距离还有百里,我已经能感觉到它的气息了。
那是纯粹的、不加掩饰的、碾压一切的威压。不是赤炎蟒君的暴烈,不是双蛟的阴阳相生,不是梦魇蛛王的诡谲,不是毒蝎女皇的阴毒,不是金翅大鹏的凌厉,不是地龙的厚重,不是雷兽的狂暴。
是更古老、更原始、更接近于“天敌”的东西。
仿佛它不是一头妖兽,而是一片天。
一片压在你头顶、让你喘不过气、让你从骨子里想要跪下的天。
殷无邪的脸白了。
不是因为怕,是因为他的身体在告诉他——前面那个东西,不是他能靠近的。
“姐姐,”他的声音有些发紧,“那个东西……很强。”
“我知道。”
“姐姐怕不怕?”
我看着远处地平线上那座黑色的“山”,握着霜寒的手指微微收紧。
“怕。”我说,“但怕也要打。”
殷无邪沉默了。
他没有说“姐姐我跟你一起去”,因为他知道,以他的修为,走进九头妖皇的威压范围就会当场昏厥。他也没有说“姐姐你小心”,因为这句话他说过太多次了,再说就显得敷衍。

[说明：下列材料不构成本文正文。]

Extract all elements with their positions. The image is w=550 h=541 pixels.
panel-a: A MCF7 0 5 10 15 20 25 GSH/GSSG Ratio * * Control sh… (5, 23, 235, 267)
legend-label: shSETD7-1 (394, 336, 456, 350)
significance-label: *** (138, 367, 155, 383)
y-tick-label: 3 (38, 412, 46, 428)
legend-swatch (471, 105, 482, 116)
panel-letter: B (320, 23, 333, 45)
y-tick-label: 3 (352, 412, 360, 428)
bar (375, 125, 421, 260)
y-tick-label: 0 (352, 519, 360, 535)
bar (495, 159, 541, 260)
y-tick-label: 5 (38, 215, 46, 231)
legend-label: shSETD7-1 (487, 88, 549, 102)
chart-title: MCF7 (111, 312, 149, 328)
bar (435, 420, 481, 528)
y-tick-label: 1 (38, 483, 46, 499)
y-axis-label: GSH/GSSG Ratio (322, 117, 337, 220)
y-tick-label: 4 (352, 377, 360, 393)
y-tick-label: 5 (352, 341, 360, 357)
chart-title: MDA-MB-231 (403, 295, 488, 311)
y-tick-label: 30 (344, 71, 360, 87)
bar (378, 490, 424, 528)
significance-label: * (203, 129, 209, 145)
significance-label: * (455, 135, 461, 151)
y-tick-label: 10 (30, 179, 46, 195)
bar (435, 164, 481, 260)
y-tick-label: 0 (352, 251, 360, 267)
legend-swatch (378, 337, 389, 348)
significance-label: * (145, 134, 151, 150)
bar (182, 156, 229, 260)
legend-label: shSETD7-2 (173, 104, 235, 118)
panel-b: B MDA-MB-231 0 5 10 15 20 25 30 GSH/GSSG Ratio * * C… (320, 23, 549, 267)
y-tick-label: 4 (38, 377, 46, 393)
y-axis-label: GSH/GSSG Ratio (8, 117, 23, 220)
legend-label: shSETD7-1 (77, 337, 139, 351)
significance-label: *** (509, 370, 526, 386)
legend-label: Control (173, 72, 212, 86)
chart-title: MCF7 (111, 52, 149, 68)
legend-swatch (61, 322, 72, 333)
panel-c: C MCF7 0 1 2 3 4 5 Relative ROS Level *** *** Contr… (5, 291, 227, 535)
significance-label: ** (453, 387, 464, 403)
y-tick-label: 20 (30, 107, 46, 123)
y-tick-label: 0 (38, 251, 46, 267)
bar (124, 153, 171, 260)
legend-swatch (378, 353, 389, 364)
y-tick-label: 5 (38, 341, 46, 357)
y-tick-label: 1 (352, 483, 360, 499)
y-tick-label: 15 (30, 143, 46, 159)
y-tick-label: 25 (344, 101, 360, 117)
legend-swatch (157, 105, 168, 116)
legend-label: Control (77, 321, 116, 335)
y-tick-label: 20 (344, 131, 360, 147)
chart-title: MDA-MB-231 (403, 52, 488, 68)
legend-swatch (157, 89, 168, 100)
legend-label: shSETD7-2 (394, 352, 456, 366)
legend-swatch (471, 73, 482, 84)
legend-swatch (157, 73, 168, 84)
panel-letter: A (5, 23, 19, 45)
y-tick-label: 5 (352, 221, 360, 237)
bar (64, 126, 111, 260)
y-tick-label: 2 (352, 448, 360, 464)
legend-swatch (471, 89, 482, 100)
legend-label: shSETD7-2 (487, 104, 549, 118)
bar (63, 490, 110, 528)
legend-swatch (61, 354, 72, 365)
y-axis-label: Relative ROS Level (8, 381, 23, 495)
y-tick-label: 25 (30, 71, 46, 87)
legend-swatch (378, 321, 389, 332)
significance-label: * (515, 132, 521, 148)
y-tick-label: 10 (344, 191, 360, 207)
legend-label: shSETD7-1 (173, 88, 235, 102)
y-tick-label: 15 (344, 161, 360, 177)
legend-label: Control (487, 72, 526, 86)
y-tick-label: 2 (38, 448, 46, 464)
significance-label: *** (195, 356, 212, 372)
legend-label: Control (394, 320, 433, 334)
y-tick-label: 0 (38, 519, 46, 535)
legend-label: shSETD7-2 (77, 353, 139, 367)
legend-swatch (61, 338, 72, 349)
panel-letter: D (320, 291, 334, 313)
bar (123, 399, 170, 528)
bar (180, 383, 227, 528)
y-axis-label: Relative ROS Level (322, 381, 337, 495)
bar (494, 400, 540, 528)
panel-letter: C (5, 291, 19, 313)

他只是把包袱从肩上取下来,放在地上,从里面翻出一块干净的布,走到我面前,替我将霜寒剑鞘上的一点灰尘擦掉。
“姐姐,”他说,“我在这里等你。”
“嗯。”
“姐姐一定会赢的。”
“嗯。”
“姐姐赢了之后,我背姐姐回来。”
我看了他一眼。
他的表情很认真,认真的不像是在说“我会背你回来”,更像是在说“我会活着等你回来”。
“好。”我说。
我转身,朝西方走去。
走了三步,身后传来他的声音。
“姐姐!”
我停下脚步,没有回头。
“什么事?”
“姐姐的名字,”他的声音从身后传来,轻轻的,像是怕惊扰了什么,“惊鸿,是一鸣惊人的意思吗?”
“是一瞥惊鸿的意思。”我说。
“一瞥惊鸿……”他低声重复了一遍,然后笑了,“姐姐的名字真好听。等姐姐回来,我每天都要叫一万遍。”
我没有回答。
迈步走进了九头妖皇的威压范围。
九头妖皇比我想象的更庞大。
站在它面前,我像一只蚂蚁站在一座大山脚下。它的身躯高耸入云,九条脖颈从身体中延伸出来,每条脖颈的末端都是一个头颅——蛇头、龙头、虎头、鹰头、狮头、蝎头、狼头、牛头,以及正中央最大的人头。
九个头,九种形态,九种力量。
人头的眼睛是闭着的。
其余八个头颅的眼睛全部睁开,十六只瞳孔齐刷刷地盯着我。
那一瞬间,我感觉自己的灵魂像是被十六根钉子钉住了。不是幻觉,不是心理作用,是真实的、肉体上的凝固。我的脚抬不起来,手举不起来,甚至连转动眼珠都做不到。
九头妖皇的第一个头颅——蛇头——张开了嘴。
一道绿色的毒液从它口中喷出,朝我射来。
我动不了。
毒液距离我不到三尺的时候,我丹田中的剑意种子猛地跳动了一下。
一股凌厉的剑气从丹田涌出,沿着经脉冲向四肢百骸,像是有什么东西在我体内炸开了。凝固的感觉在这一瞬间被撕裂,我的身体重新恢复了自由。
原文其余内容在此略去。